As a kid, I used to ask my parents why they couldn’t just build more lanes on the freeway. Maybe transform them all into double-decker highways with cars zooming on the upper and lower levels. Except, as it turns out, that wouldn’t work. Because if there’s anything that traffic engineers have discovered in the last few decades it’s that you can’t build your way out of congestion. It’s the roads themselves that cause traffic.

The concept is called induced demand, which is economist-speak for when increasing the supply of something (like roads) makes people want that thing even more. Though some traffic engineers made note of this phenomenon at least as early as the 1960s, it is only in recent years that social scientists have collected enough data to show how this happens pretty much every time we build new roads. These findings imply that the ways we traditionally go about trying to mitigate jams are essentially fruitless, and that we’d all be spending a lot less time in traffic if we could just be a little more rational.

But before we get to the solutions, we have to take a closer look at the problem. In 2009, two economists—Matthew Turner of the University of Toronto and Gilles Duranton of the University of Pennsylvania—decided to compare the amount of new roads and highways built in different U.S. cities between 1980 and 2000, and the total number of miles driven in those cities over the same period.

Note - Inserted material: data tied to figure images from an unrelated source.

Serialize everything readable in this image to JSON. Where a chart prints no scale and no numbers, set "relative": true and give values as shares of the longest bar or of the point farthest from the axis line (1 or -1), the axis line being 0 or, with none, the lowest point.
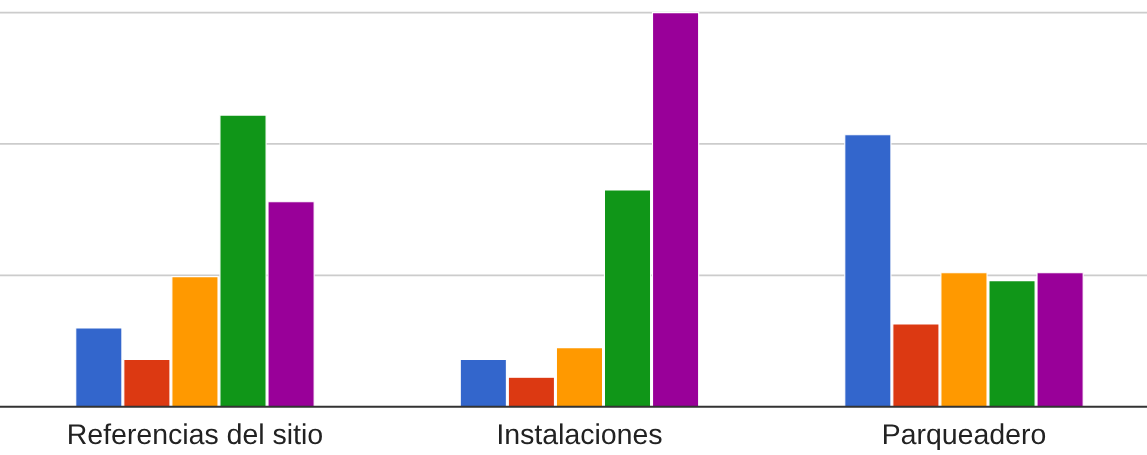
{
  "chart_data": {
    "type": "bar",
    "relative": true,
    "legend": false,
    "categories": [
      "Referencias del sitio",
      "Instalaciones",
      "Parqueadero"
    ],
    "series": [
      {
        "color": "#3366cc",
        "values": [
          0.2,
          0.12,
          0.69
        ]
      },
      {
        "color": "#dc3912",
        "values": [
          0.12,
          0.075,
          0.21
        ]
      },
      {
        "color": "#ff9900",
        "values": [
          0.33,
          0.15,
          0.34
        ]
      },
      {
        "color": "#109618",
        "values": [
          0.74,
          0.55,
          0.32
        ]
      },
      {
        "color": "#990099",
        "values": [
          0.52,
          1,
          0.34
        ]
      }
    ],
    "ref_lines": [
      {
        "axis": "y",
        "value": 0.333,
        "color": "#cccccc"
      },
      {
        "axis": "y",
        "value": 0.667,
        "color": "#cccccc"
      },
      {
        "axis": "y",
        "value": 1,
        "color": "#cccccc"
      }
    ]
  }
}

“We found that there’s this perfect one-to-one relationship,” said Turner.

If a city had increased its road capacity by 10 percent between 1980 and 1990, then the amount of driving in that city went up by 10 percent. If the amount of roads in the same city then went up by 11 percent between 1990 and 2000, the total number of miles driven also went up by 11 percent. It’s like the two figures were moving in perfect lockstep, changing at the same exact rate.

Now, correlation doesn’t mean causation. Maybe traffic engineers in U.S. cities happen to know exactly the right amount of roads to build to satisfy driving demand. But Turner and Duranton think that's unlikely. The modern interstate network mostly follows the plan originally conceived by the federal government in 1947, and it seems incredibly coincidental that road engineers at the time could have successfully predicted driving demand more than half a century in the future.

A more likely explanation, Turner and Duranton argue, is what they call the fundamental law of road congestion: New roads will create new drivers, resulting in the intensity of traffic staying the same.